Pour cela, les autorités devront améliorer l’environnement des affaires et surtout sécuriser le cadre juridique. Le patriotisme économique, très à la mode partout dans le monde, est de plus en plus prononcé dans les textes de loi. Tous les investisseurs doivent disposer de partenaires nationaux. La corruption, elle, reste un obstacle important aux investissements, le pays obtenant la peu reluisante note de 2,3 (sur une échelle de 0 à 10) dans la dernière évaluation de Transparency International.
Longtemps accusé de se limiter à de beaux discours en matière d’orthodoxie financière, le chef de l’État a placé, en août, un juriste, ancien président de la Cour d’appel, à la tête du gouvernement, et lui a demandé d’instaurer un cercle vertueux dans l’administration.
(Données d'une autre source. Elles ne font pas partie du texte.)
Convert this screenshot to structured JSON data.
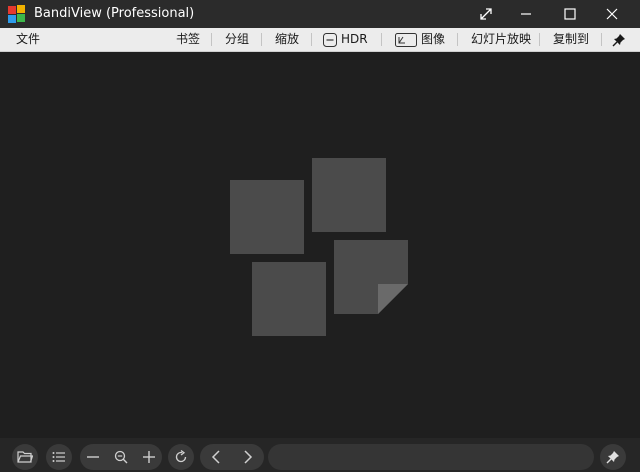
{
  "window": {
    "title": "BandiView (Professional)",
    "controls": [
      "fullscreen-icon",
      "minimize-icon",
      "maximize-icon",
      "close-icon"
    ]
  },
  "menu": {
    "file": "文件",
    "bookmark": "书签",
    "group": "分组",
    "zoom": "缩放",
    "hdr": "HDR",
    "image": "图像",
    "slideshow": "幻灯片放映",
    "copy_to": "复制到",
    "pin_icon": "pin-icon"
  },
  "viewer": {
    "placeholder_icon": "images-placeholder-icon"
  },
  "toolbar": {
    "buttons": [
      "folder-open-icon",
      "list-icon",
      "zoom-out-icon",
      "zoom-fit-icon",
      "zoom-in-icon",
      "rotate-icon",
      "previous-icon",
      "next-icon",
      "pin-icon"
    ],
    "path_value": ""
  },
  "colors": {
    "title_bar": "#2b2b2b",
    "menu_bar": "#ececec",
    "viewer_bg": "#1f1f1f",
    "placeholder_tile": "#4b4b4b",
    "logo": [
      "#e5392f",
      "#f2b200",
      "#2e9bea",
      "#3db84a"
    ]
  }
}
Illusion ? Ricardo Mangué Obama Nfube assure, en tout cas, qu’il est là pour changer les choses. Trois mois après sa nomination, une commission anticorruption a vu le jour et les premières têtes sont tombées. Il y a eu d’abord l’affaire des lignes téléphoniques, qui a coûté son poste au secrétaire général du ministère des Transports et Communications. En cause, l’attribution de quelque 800 lignes téléphoniques. Autre personne mise en cause, le secrétaire général du ministère du Travail, accusé d’avoir reçu un pot-de-vin d’une société belge du bâtiment, Besix. L’entreprise a, elle, été condamnée à payer une amende de 50 millions de F CFA.
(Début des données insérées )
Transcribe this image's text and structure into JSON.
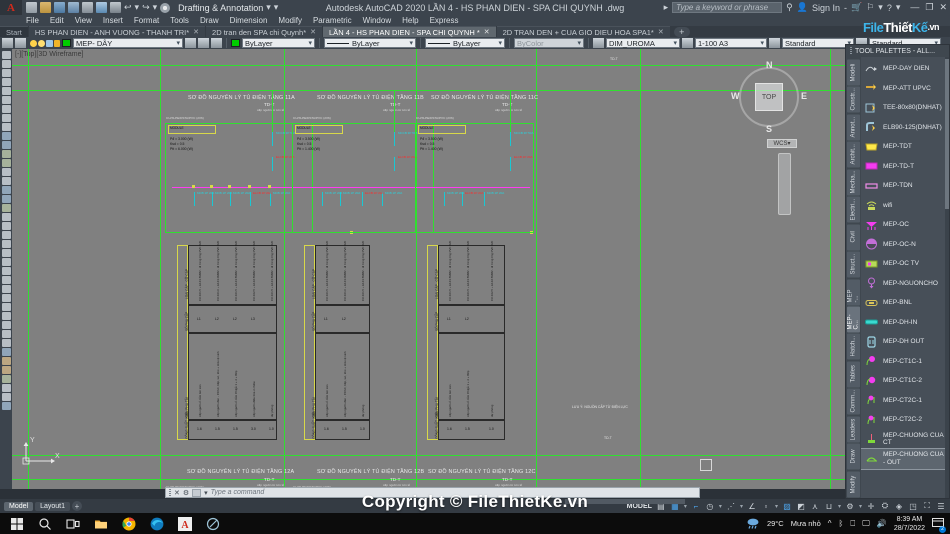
{
  "titlebar": {
    "app_title": "Autodesk AutoCAD 2020    LẦN 4 - HS PHAN DIEN - SPA CHI QUYNH .dwg",
    "workspace": "Drafting & Annotation",
    "search_placeholder": "Type a keyword or phrase",
    "sign_in": "Sign In",
    "quick_access": [
      "new-document",
      "open",
      "save",
      "save-as",
      "plot",
      "share",
      "print",
      "undo",
      "redo"
    ],
    "window_controls": [
      "minimize",
      "restore",
      "close"
    ]
  },
  "menubar": {
    "items": [
      "File",
      "Edit",
      "View",
      "Insert",
      "Format",
      "Tools",
      "Draw",
      "Dimension",
      "Modify",
      "Parametric",
      "Window",
      "Help",
      "Express"
    ]
  },
  "tabs": {
    "start_label": "Start",
    "items": [
      {
        "label": "HS PHAN DIEN - ANH VUONG - THANH TRI*",
        "active": false
      },
      {
        "label": "2D tran den SPA chi Quynh*",
        "active": false
      },
      {
        "label": "LẦN 4 - HS PHAN DIEN - SPA CHI QUYNH *",
        "active": true
      },
      {
        "label": "2D TRAN DEN + CUA GIO DIEU HOA SPA1*",
        "active": false
      }
    ],
    "new_tab": "+"
  },
  "properties_toolbar": {
    "layer": "MEP- DÂY",
    "color": "ByLayer",
    "linetype": "ByLayer",
    "lineweight": "ByLayer",
    "transparency": "ByColor",
    "dim_style": "DIM_UROMA",
    "scale": "1-100 A3",
    "text_style": "Standard",
    "table_style": "Standard",
    "layer_color_hex": "#00cc00"
  },
  "viewport": {
    "label": "[-][Top][3D Wireframe]",
    "ucs_x": "X",
    "ucs_y": "Y",
    "viewcube": {
      "top": "TOP",
      "n": "N",
      "s": "S",
      "e": "E",
      "w": "W"
    },
    "wcs": "WCS"
  },
  "drawing": {
    "panel_titles_top": [
      "SƠ ĐỒ NGUYÊN LÝ TỦ ĐIỆN TẦNG 11A",
      "SƠ ĐỒ NGUYÊN LÝ TỦ ĐIỆN TẦNG 11B",
      "SƠ ĐỒ NGUYÊN LÝ TỦ ĐIỆN TẦNG 11C"
    ],
    "panel_titles_bottom": [
      "SƠ ĐỒ NGUYÊN LÝ TỦ ĐIỆN TẦNG 12A",
      "SƠ ĐỒ NGUYÊN LÝ TỦ ĐIỆN TẦNG 12B",
      "SƠ ĐỒ NGUYÊN LÝ TỦ ĐIỆN TẦNG 12C"
    ],
    "sub_label": "TD-T",
    "sub_label2": "cấp nguồn từ tơn tổ",
    "cable_label": "CU/XLPE/DSTA/PVC (2X6)",
    "module_label": "MODULE",
    "module_lines": [
      "Pđ = 3.000 (W)",
      "Ksd = 0.5",
      "Ptt = 6.000 (W)"
    ],
    "module_lines_b": [
      "Pđ = 3.500 (W)",
      "Ksd = 0.5",
      "Ptt = 1.400 (W)"
    ],
    "module_lines_c": [
      "Pđ = 3.500 (W)",
      "Ksd = 0.5",
      "Ptt = 1.400 (W)"
    ],
    "breaker_labels": [
      "MCCB 3P 50A",
      "MCB 1P 20A",
      "ELCB 1P 20A"
    ],
    "table_headers": [
      "CÔNG SUẤT (KW)",
      "TÊN PHỤ TẢI",
      "SỐ PHA CẤP",
      "LOẠI CÁP - CỠ CÁP"
    ],
    "table_rows": [
      {
        "cs": "1.6",
        "ten": "cấp nguồn ổ cắm âm sàn",
        "pha": "L1",
        "cap": "CV 2X1.5 + E1X1.5MM2 - đi trong ống PVC D20"
      },
      {
        "cs": "1.5",
        "ten": "cấp nguồn đèn - P.Chờ, bếp, wc, kho + nhà vệ sinh",
        "pha": "L2",
        "cap": "CV 2X1.0 + E1X1.0MM2 - đi trong ống PVC D20"
      },
      {
        "cs": "1.5",
        "ten": "cấp nguồn ổ cắm P.Ngủ 1 + 2 + Bếp",
        "pha": "L2",
        "cap": "CV 2X1.5 + E1X1.5MM2 - đi trong ống PVC D20"
      },
      {
        "cs": "3.0",
        "ten": "cấp nguồn điều hòa 2 chiều",
        "pha": "L3",
        "cap": "CV 2X2.5 + E1X2.5MM2 - đi trong ống PVC D20"
      },
      {
        "cs": "1.0",
        "ten": "dự phòng",
        "pha": "",
        "cap": "CV 2X1.5 + E1X1.5MM2 - đi trong ống PVC D20"
      }
    ],
    "note_text": "LƯU Ý: NGUỒN CẤP TỪ ĐIỆN LỰC",
    "note_small": "TD-T"
  },
  "tool_palette": {
    "title": "TOOL PALETTES - ALL...",
    "tabs": [
      "Modeli",
      "Constr...",
      "Annot...",
      "Archit...",
      "Mecha...",
      "Electri...",
      "Civil",
      "Struct...",
      "MEP -...",
      "MEP-C...",
      "Hatch...",
      "Tables",
      "Comm...",
      "Leaders",
      "Draw",
      "Modify"
    ],
    "selected_tab": "MEP-C...",
    "items": [
      {
        "label": "MEP-DAY DIEN",
        "color": "#cfd5da",
        "selected": false
      },
      {
        "label": "MEP-ATT UPVC",
        "color": "#d9a83a",
        "selected": false
      },
      {
        "label": "TEE-80x80(DNHAT)",
        "color": "#9ec5d8",
        "selected": false
      },
      {
        "label": "ELB90-125(DNHAT)",
        "color": "#9ec5d8",
        "selected": false
      },
      {
        "label": "MEP-TDT",
        "color": "#ffe84a",
        "selected": false
      },
      {
        "label": "MEP-TD-T",
        "color": "#f43df0",
        "selected": false
      },
      {
        "label": "MEP-TDN",
        "color": "#f08ce8",
        "selected": false
      },
      {
        "label": "wifi",
        "color": "#c9d95a",
        "selected": false
      },
      {
        "label": "MEP-OC",
        "color": "#f43df0",
        "selected": false
      },
      {
        "label": "MEP-OC-N",
        "color": "#c26ed8",
        "selected": false
      },
      {
        "label": "MEP-OC TV",
        "color": "#b7d95a",
        "selected": false
      },
      {
        "label": "MEP-NGUONCHO",
        "color": "#c26ed8",
        "selected": false
      },
      {
        "label": "MEP-BNL",
        "color": "#d9c45a",
        "selected": false
      },
      {
        "label": "MEP-DH-IN",
        "color": "#3ad9d0",
        "selected": false
      },
      {
        "label": "MEP-DH OUT",
        "color": "#9ed8e8",
        "selected": false
      },
      {
        "label": "MEP-CT1C-1",
        "color": "#f43df0",
        "selected": false
      },
      {
        "label": "MEP-CT1C-2",
        "color": "#f43df0",
        "selected": false
      },
      {
        "label": "MEP-CT2C-1",
        "color": "#f43df0",
        "selected": false
      },
      {
        "label": "MEP-CT2C-2",
        "color": "#f43df0",
        "selected": false
      },
      {
        "label": "MEP-CHUONG CUA CT",
        "color": "#7fd93a",
        "selected": false
      },
      {
        "label": "MEP-CHUONG CUA - OUT",
        "color": "#7fd93a",
        "selected": true
      }
    ]
  },
  "command_line": {
    "placeholder": "Type a command"
  },
  "statusbar": {
    "model_tab": "Model",
    "layout_tab": "Layout1",
    "add_layout": "+",
    "space": "MODEL",
    "toggles": [
      "grid-display",
      "snap-mode",
      "ortho-mode",
      "polar-tracking",
      "object-snap",
      "object-snap-tracking",
      "otrack",
      "lineweight",
      "annotation-visibility",
      "annotation-scale",
      "workspace-switching",
      "hardware-acceleration",
      "isolate-objects",
      "customization"
    ]
  },
  "taskbar": {
    "apps": [
      "start",
      "search",
      "task-view",
      "file-explorer",
      "chrome",
      "edge",
      "autocad",
      "sketch-app"
    ],
    "weather_temp": "29°C",
    "weather_desc": "Mưa nhỏ",
    "time": "8:39 AM",
    "date": "28/7/2022",
    "tray": [
      "caret-up",
      "bluetooth",
      "battery",
      "network",
      "volume"
    ],
    "notification_count": "2"
  },
  "watermark": {
    "logo_file": "File",
    "logo_thiet": "Thiết",
    "logo_ke": "Kế",
    "logo_vn": ".vn",
    "center_text": "Copyright © FileThietKe.vn"
  }
}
Le mal est néanmoins profond et les retombées faramineuses de l’or noir attisent toutes les convoitises. Il faudra du temps pour changer les mentalités d’agents habitués aux passe-droits et au clientélisme. « Nous avons un problème. Notre économie ne se développe pas au même rythme que la formation de nos cadres, admet Melchor Esono Edjo. Notre élite a fait ses études aux quatre coins du globe, notamment en Espagne, en Chine, en Corée du Nord, à Cuba et en URSS. À l’arrivée, nous disposons d’un capital humain très hétérogène et peu rompu à la finance moderne et à la gestion capitaliste. » Les autorités tentent d’inverser la tendance. On voit émerger une jeune génération de cadres, formés dans les écoles américaines et européennes, pour prendre en main les destinées du pays.